Look at the date line of a commit entry in the log:

commit 24c509d20afed69592442f9d1de97131dab6bd3a
Author: tylerharter <tylerharter@gmail.com>
Date:   Mon Mar 1 15:59:16 2021 -0600

    debug 5

We see a date starts with "Date:" and some spaces (excluded) and ends with a four digit number, such as "2021" (included). Let's try the match.

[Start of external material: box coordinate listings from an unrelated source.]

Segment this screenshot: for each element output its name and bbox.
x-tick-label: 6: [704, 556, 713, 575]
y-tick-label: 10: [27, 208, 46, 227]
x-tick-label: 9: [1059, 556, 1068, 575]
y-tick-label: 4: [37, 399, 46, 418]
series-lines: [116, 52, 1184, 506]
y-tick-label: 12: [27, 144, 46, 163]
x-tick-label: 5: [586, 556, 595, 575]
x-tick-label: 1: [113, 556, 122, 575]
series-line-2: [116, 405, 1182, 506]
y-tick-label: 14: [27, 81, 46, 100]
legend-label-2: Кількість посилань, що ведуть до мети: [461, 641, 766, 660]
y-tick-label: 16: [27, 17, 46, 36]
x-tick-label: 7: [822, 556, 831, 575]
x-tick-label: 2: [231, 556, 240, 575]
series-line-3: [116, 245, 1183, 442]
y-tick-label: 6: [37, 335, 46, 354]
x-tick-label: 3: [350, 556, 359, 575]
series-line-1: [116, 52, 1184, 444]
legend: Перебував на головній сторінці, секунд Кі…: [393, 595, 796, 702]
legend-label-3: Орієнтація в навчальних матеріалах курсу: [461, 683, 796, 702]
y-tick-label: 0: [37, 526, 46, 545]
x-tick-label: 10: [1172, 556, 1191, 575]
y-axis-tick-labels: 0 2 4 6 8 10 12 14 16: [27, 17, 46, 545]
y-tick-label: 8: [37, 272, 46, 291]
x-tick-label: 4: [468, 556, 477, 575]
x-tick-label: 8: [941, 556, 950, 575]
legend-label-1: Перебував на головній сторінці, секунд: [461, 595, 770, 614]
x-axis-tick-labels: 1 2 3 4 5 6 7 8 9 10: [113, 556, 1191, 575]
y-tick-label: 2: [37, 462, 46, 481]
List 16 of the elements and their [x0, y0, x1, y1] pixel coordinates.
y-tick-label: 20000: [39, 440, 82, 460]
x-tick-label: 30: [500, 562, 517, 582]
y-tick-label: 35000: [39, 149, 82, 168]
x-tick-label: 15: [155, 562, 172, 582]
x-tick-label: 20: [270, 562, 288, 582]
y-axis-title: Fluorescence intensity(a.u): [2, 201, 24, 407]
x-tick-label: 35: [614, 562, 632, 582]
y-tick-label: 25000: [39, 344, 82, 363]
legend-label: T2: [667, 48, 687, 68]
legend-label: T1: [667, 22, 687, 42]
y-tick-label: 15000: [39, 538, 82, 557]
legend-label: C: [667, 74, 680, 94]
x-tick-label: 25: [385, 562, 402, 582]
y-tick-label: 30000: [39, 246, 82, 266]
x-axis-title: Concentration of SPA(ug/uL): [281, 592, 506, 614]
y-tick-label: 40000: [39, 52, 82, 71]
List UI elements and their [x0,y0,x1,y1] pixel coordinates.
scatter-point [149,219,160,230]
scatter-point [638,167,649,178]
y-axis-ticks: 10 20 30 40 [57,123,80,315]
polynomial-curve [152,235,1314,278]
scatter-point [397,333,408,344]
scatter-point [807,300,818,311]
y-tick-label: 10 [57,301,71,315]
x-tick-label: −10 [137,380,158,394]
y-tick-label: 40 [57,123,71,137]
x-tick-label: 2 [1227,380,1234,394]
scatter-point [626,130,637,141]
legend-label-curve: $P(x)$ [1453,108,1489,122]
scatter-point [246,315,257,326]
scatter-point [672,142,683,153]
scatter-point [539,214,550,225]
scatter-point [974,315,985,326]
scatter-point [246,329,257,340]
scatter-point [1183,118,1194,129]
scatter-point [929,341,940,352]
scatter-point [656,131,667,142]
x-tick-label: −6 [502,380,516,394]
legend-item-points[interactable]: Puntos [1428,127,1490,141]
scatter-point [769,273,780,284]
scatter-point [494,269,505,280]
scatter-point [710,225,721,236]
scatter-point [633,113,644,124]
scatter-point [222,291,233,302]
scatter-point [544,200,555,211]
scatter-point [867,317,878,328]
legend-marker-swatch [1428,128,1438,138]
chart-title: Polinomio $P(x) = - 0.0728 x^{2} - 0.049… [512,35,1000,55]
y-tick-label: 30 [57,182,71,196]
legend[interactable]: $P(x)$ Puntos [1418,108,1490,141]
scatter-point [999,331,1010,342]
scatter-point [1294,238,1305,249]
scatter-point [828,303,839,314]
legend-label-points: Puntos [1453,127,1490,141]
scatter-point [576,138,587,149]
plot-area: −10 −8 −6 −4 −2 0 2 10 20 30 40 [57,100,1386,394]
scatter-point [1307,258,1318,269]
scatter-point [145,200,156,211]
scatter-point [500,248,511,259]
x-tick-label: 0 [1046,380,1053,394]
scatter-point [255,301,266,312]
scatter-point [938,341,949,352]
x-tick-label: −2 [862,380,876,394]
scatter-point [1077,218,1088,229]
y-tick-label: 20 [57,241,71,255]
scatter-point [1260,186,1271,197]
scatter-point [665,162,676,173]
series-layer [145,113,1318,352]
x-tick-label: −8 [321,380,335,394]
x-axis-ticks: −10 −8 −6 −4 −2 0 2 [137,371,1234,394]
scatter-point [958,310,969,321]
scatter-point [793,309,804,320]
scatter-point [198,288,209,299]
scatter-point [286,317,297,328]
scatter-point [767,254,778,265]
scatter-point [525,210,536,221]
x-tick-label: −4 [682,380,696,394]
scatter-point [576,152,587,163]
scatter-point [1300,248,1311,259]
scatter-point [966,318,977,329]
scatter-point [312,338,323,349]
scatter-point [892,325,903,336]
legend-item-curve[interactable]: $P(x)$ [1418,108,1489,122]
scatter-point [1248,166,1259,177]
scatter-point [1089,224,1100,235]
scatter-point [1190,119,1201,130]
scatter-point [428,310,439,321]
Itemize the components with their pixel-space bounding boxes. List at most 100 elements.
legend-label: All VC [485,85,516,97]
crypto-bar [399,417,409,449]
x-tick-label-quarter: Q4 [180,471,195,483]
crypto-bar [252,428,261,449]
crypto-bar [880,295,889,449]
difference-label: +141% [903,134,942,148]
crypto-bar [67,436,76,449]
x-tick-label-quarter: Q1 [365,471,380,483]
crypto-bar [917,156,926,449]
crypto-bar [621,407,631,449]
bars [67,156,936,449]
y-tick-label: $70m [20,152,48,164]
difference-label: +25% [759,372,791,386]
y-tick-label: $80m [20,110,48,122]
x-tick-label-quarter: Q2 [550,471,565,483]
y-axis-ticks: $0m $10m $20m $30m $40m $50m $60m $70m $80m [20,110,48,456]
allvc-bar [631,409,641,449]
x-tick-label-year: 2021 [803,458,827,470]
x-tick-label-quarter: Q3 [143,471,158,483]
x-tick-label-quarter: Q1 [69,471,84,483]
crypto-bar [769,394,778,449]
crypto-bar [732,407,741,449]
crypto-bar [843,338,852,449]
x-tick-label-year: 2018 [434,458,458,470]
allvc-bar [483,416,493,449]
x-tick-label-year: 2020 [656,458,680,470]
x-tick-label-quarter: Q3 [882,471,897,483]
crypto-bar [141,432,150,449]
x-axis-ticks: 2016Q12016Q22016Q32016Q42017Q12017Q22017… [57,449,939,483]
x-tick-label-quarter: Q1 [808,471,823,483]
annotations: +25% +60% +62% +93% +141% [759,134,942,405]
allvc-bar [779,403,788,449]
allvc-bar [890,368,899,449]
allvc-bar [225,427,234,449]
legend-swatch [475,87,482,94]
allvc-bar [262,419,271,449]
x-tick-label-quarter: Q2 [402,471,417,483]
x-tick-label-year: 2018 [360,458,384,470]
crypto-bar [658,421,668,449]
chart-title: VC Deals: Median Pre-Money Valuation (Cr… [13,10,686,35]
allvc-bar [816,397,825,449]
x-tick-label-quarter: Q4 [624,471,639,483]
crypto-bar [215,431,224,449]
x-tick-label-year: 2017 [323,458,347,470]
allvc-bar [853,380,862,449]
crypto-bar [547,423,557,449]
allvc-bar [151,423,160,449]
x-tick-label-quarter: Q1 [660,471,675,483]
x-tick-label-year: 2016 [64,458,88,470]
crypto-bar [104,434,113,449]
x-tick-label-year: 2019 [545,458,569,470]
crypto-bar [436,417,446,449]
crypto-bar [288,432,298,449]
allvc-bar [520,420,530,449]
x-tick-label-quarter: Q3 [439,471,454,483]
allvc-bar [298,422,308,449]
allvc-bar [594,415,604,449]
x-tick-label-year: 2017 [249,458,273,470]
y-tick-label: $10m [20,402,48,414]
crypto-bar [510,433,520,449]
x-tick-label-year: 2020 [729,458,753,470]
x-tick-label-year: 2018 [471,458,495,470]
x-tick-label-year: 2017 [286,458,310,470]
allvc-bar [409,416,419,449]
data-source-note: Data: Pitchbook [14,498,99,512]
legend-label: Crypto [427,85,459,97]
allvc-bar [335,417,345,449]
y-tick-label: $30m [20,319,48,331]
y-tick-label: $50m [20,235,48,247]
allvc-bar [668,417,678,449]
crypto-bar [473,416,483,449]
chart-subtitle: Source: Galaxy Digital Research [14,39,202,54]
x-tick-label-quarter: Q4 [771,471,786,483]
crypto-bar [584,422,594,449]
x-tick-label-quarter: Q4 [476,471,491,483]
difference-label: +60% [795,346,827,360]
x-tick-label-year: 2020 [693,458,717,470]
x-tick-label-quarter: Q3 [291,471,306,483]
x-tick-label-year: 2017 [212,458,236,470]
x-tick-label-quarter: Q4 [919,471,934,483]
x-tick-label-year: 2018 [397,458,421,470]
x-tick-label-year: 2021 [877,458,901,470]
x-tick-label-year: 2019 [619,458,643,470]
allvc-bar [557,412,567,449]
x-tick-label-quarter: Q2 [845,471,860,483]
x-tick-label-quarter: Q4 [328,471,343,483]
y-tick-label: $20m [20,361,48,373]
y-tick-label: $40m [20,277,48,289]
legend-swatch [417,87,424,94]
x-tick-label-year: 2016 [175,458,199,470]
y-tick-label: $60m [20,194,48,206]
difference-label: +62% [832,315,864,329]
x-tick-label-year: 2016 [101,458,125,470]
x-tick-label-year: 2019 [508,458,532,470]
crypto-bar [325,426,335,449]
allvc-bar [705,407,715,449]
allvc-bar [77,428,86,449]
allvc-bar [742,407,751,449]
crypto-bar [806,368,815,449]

text = "Date:   Mon Mar 1 15:59:16 2021 -0600"
re.findall(r"Date:\s+(.*\d{4})", text)

['Mon Mar 1 15:59:16 2021 -0600']

Do you see the problem? Both Date: Mon Mar 1 15:59:16 2021 and Date: Mon Mar 1 15:59:16 2021 -0600 could theoretically match (depending on how many characters .* matches), as both end in four digits. 0600 is timezone info, and let's assume we don't want that.

By default, the * is greedy, meaning it prefers to match more characters. That's why we got the longer option. If we use *? instead, it will no longer be greedy, and we'll get the shorter version, ending in the four digits of the year.

text = "Date:   Mon Mar 1 15:59:16 2021 -0600"
re.findall(r"Date:\s+(.*?\d{4})", text)

['Mon Mar 1 15:59:16 2021']

Great, now we can test on the original data.

dates = re.findall(r"Date:\s+(.*?\d{4})", log)
print(f"Found {len(dates)} dates.  Here are the first 10:")
dates[:10]

Found 524 dates.  Here are the first 10:

['Mon Mar 1 15:59:16 2021',
 'Mon Mar 1 15:26:45 2021',
 'Mon Mar 1 15:23:18 2021',
 'Mon Mar 1 15:21:34 2021',
 'Mon Mar 1 08:44:41 2021',
 'Mon Mar 1 08:42:30 2021',
 'Mon Mar 1 04:05:58 2021',
 'Mon Mar 1 04:03:36 2021',
 'Sun Feb 28 00:08:27 2021',
 'Sun Feb 28 00:05:01 2021']

Conclusion¶

Regular expressions are very helpful for analyzing logs and other text-based data. Unfortunately, it's difficult to get a regular expression correct on the first attempt; we made several intuitive mistakes along the way in this reading before arriving at the correct expression. In such cases, it's difficult to troubleshoot when running on the big dataset, so do what we did here: create some simple examples and revise your regular expression until it works with those. Then go back and use it on your full dataset.